A night of Detroit history with 3 new books and their authors!

On Thursday, December 8th at 7 PM, the Book Beat (26010 Greenfield Rd. Oak Park, MI) will host a presentation by three local authors with recent books on Detroit history. Featured books will be Detroitland by Richard Bak (Wayne State University Press), Detroit Television (Arcadia Press) by Tim Kiska and Ed Golick and 313 Life in the Motor City (History Press) by John Carlisle. Keep this date open for a night of wonderful storytelling and local history. A special edition “Detroitland glass” will be made available with purchase at the event.

Detroitland covers a century of Detroit’s rich and colorful history, Bak relives the scandals, mysteries, catastrophes, triumphs, and celebrations that have rocked Detroit. He also introduces readers to the heroes, criminals, stars, and regular people who lived through them, or in some cases, set them in motion.  Detroitland contains the stories behind familiar names like Frank Murphy, the infamous Purple Gang, the Lone Ranger, “Potato Patch” Pingree, and Charles Lindbergh.
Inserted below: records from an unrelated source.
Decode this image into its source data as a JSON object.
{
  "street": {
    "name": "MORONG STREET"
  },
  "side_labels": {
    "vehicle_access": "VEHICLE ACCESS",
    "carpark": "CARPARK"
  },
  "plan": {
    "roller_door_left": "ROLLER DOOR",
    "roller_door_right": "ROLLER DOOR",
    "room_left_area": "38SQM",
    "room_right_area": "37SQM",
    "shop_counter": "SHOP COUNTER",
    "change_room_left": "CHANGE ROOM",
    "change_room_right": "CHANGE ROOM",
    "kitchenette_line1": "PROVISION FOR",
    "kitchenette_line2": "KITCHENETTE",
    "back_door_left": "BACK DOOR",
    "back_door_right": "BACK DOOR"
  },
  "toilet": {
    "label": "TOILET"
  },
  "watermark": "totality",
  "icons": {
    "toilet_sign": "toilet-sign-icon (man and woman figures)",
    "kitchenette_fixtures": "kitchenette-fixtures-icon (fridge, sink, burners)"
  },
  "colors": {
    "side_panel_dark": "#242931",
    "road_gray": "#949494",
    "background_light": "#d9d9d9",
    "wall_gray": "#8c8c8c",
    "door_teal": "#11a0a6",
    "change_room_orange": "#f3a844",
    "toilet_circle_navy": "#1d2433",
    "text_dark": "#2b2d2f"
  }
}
Yet Bak also reveals lesser-known episodes in Detroit’s history, like the ambitious International Exposition & Fair of 1889; the killer heat wave of 1936, with five straight days of hundred-degree temperatures; and the attempted around-the-world flight of Ed Schlee and Billy Brock in the Pride of Detroit in 1927.

313: Life in the Motor City is a collection of 42 stories and more than 100 glossy photographs, many previously unpublished, by Detroitblogger John Carlisle of detroitblog.org fame. His blog and weekly column in Metro Times chronicle the quirky and often over-looked stories of average folks in the city. Read about a man with a strip club in his living room, the city’s last gun shop, a historic church kept alive by a handful of its parishioners, a bar in a ghost town, a coffee shop for the homeless, an art gallery in a mattress store and a family who made an abandoned apartment complex their home, among many other unforgettable people and places in Detroit.

Detroit Television chronicles the history of many of the most fascinating characters in tv history. Soupy Sales turned getting a pie in the face into an art form. Mort Neff celebrated the state’s outdoor charms. George Pierrot showed Detroiters the world. Other beloved personalities include: Milky the Clown, Ed McKenzie, Sonny Eliot, John Kelly, Marilyn Turner, Robin Seymour, Bill Bonds, Dick Westerkamp, Jingles, Bill Kennedy, Lou Gordon, Captain Jolly, Johnny Ginger, Auntie Dee, and many more.